With the member variables thus initialized, we can now calculate the area of the wall with the calculateArea() function.


C++ Copy Constructor

The copy constructor in C++ is used to copy data of one object to another.


Example 3: C++ Copy Constructor

#include <iostream>
using namespace std;

// declare a class
class Wall {
  private:
    double length;
    double height;

  public:

    // initialize variables with parameterized constructor
    Wall(double len, double hgt) {
      length = len;
      height = hgt;
    }

    // copy constructor with a Wall object as parameter
    // copies data of the obj parameter
    Wall(Wall &obj) {
      length = obj.length;
      height = obj.height;
    }

    double calculateArea() {
      return length * height;
    }
};

int main() {
  // create an object of Wall class
  Wall wall1(10.5, 8.6);

  // copy contents of wall1 to wall2
  Wall wall2 = wall1;

  // print areas of wall1 and wall2
  cout << "Area of Wall 1: " << wall1.calculateArea() << endl;
  cout << "Area of Wall 2: " << wall2.calculateArea();

  return 0;
}

Output

Area of Wall 1: 90.3
Area of Wall 2: 90.3

In this program, we have used a copy constructor to copy the contents of one object of the Wall class to another. The code of the copy constructor is:

Wall(Wall &obj) {
  length = obj.length;
  height = obj.height;
}

Notice that the parameter of this constructor has the address of an object of the Wall class.

We then assign the values of the variables of the obj object to the corresponding variables of the object calling the copy constructor. This is how the contents of the object are copied.

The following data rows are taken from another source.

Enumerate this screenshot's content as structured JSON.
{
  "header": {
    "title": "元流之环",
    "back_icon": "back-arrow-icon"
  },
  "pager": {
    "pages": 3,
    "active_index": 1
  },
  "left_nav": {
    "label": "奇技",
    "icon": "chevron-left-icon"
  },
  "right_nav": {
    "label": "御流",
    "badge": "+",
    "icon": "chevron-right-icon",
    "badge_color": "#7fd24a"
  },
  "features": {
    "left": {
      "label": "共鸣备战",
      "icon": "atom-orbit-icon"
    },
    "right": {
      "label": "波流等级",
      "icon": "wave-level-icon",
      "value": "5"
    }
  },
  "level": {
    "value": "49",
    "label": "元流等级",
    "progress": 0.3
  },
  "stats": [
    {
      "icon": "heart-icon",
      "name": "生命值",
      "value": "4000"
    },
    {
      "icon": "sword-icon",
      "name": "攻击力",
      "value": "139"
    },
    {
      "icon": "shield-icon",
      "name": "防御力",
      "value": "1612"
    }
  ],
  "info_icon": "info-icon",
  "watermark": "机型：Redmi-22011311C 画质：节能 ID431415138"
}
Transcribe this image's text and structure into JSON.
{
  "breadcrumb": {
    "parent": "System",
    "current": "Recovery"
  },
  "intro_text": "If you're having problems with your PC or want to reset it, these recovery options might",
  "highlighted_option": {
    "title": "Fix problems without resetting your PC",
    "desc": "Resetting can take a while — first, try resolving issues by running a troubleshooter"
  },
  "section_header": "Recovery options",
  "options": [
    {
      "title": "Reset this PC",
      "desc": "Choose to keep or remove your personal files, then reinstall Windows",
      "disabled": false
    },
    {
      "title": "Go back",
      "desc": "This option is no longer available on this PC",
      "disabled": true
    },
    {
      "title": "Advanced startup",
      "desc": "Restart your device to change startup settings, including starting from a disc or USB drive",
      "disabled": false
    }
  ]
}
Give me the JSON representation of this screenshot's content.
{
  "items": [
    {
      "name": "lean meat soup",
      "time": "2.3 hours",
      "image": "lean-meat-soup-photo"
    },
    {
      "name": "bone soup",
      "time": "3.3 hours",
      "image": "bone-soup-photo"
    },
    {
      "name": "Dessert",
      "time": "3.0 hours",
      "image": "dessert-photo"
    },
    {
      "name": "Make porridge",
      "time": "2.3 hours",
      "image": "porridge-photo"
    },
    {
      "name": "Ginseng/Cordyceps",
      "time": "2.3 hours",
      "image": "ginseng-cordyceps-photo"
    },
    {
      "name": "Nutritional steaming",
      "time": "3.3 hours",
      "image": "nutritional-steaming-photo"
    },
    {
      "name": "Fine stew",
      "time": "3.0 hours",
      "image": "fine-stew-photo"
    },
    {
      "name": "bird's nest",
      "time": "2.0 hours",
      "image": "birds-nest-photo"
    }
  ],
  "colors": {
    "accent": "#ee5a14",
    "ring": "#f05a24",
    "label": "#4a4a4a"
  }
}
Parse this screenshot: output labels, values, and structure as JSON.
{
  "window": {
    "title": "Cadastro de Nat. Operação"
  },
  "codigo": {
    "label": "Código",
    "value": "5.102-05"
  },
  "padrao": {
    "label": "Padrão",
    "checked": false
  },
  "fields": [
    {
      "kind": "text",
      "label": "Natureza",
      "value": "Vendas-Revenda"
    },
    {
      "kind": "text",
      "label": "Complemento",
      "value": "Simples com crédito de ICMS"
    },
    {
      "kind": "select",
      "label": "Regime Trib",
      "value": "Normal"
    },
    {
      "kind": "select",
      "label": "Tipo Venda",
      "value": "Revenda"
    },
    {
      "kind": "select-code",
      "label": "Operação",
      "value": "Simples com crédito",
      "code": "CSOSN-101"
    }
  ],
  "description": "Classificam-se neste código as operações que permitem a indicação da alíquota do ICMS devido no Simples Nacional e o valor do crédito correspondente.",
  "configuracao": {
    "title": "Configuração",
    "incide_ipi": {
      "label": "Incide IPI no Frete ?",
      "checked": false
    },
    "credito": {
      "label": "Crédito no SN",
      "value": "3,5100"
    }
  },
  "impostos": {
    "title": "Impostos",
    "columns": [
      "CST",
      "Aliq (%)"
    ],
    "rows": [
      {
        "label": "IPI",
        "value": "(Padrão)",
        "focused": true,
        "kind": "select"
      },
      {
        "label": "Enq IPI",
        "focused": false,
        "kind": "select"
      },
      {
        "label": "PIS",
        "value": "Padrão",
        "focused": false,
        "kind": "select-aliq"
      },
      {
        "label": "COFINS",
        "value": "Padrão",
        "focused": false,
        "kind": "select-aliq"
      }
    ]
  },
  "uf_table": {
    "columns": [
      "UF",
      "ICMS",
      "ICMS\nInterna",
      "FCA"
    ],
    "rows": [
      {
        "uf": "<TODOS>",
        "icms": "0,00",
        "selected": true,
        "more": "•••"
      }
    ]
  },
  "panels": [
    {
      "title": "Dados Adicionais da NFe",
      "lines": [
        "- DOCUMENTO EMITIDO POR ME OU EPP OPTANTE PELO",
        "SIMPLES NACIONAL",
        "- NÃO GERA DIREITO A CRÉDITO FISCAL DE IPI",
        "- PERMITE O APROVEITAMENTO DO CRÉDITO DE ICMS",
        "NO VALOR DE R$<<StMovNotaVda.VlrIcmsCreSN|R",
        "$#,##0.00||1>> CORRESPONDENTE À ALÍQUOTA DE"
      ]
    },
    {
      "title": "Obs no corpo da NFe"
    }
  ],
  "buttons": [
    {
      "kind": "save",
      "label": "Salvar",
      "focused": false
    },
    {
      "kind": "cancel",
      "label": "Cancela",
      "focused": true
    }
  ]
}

In main(), we then create two objects wall1 and wall2 and then copy the contents of wall1 to wall2:

// copy contents of wall1 to wall2
Wall wall2 = wall1;

Here, the wall2 object calls its copy constructor by passing the address of the wall1 object as its argument i.e. &obj = &wall1.

Note: A constructor is primarily used to initialize objects. They are also used to run a default code when an object is created.